Intl Ctr for HRs & Dem Dev 09 – Absent procedural reforms, resolution of investor-state disputes will happen in
the shadows
Luke Eric Peterson [International investment arbitration reporter and consultant and has reported on investor-state arbitration for The
Financial Times, The Economist and The American Lawyer; Affiliate, Investment Law Project, NYU Law School.] “Human Rights and
Bilateral Investment Treaties: Mapping the role of human rights law within investor-state arbitration” (2009) INTERNATIONAL CENTRE
FOR HUMAN RIGHTS AND DEMOCRATIC DEVELOPMENT <accessed August 31, 2010> http://www.dd-
rd.ca/site/_PDF/publications/globalization/HIRA-volume3-ENG.pdf (EG)
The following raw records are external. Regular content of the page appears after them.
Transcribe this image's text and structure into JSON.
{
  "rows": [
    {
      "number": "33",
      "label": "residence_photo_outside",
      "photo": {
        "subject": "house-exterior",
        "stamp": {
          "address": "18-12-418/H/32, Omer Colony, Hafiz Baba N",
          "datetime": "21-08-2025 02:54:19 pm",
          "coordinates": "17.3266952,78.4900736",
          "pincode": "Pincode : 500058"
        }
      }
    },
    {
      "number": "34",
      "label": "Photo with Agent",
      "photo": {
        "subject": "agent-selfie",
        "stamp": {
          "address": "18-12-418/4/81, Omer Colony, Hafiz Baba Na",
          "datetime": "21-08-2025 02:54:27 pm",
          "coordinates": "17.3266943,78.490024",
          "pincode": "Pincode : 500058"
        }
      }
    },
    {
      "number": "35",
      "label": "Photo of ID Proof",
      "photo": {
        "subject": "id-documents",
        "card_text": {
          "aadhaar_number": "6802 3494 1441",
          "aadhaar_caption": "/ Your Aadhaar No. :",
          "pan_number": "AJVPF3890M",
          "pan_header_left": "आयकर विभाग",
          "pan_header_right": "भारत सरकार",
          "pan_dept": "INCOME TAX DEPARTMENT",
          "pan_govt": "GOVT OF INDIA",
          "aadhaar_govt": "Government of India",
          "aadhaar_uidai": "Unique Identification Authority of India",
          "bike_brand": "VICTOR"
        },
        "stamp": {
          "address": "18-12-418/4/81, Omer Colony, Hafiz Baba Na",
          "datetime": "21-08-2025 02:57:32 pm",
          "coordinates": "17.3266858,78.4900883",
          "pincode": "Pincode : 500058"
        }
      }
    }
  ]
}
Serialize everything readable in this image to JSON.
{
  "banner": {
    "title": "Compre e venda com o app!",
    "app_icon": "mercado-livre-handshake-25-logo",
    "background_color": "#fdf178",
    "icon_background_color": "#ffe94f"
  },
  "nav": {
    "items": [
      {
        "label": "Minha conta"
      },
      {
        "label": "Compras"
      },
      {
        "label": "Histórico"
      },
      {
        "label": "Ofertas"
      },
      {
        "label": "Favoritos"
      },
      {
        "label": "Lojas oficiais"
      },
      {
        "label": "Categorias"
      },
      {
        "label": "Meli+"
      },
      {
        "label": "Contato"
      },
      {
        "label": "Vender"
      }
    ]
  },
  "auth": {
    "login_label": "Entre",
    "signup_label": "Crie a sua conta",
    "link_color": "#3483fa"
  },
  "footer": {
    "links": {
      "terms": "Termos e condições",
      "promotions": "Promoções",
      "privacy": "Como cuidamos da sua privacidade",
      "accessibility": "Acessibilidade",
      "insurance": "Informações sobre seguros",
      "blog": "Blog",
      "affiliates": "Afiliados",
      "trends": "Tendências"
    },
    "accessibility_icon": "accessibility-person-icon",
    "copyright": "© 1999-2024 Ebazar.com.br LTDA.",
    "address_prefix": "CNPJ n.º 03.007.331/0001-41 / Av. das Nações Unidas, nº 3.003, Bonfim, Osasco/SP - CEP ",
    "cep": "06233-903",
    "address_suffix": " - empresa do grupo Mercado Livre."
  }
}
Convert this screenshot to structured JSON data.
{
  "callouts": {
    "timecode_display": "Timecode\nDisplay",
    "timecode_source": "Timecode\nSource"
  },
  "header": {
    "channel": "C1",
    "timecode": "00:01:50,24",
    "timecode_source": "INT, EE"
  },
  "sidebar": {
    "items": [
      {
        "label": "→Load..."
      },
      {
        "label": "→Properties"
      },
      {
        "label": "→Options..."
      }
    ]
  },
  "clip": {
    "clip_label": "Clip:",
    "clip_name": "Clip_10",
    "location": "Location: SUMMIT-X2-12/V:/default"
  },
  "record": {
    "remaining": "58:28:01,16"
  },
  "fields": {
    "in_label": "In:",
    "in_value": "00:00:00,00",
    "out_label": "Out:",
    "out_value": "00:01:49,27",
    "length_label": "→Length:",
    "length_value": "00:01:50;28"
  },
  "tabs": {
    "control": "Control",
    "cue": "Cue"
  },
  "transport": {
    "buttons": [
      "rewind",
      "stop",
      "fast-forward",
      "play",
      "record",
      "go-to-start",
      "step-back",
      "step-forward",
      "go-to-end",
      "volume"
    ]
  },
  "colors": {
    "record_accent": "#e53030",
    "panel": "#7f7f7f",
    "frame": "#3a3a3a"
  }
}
“Although the ICSID [International Centre for Settlement of Investment Disputes] system offers the greatest level
of transparency thanks to a public docket listing all cases being arbitrated at the Centre, ICSID proceedings are
themselves closed to the public unless both parties desire openness. What’s more, a move several years ago to bring
greater transparency to ICSID proceedings was watered down in the face of objections from many ICSID
stakeholders. To the extent that governments continue to negotiate investment treaties which draw upon
procedural rules that provide for scant levels of transparency, the resolution of investor-state disputes will
continue to take place (to varying degrees) in the shadows.”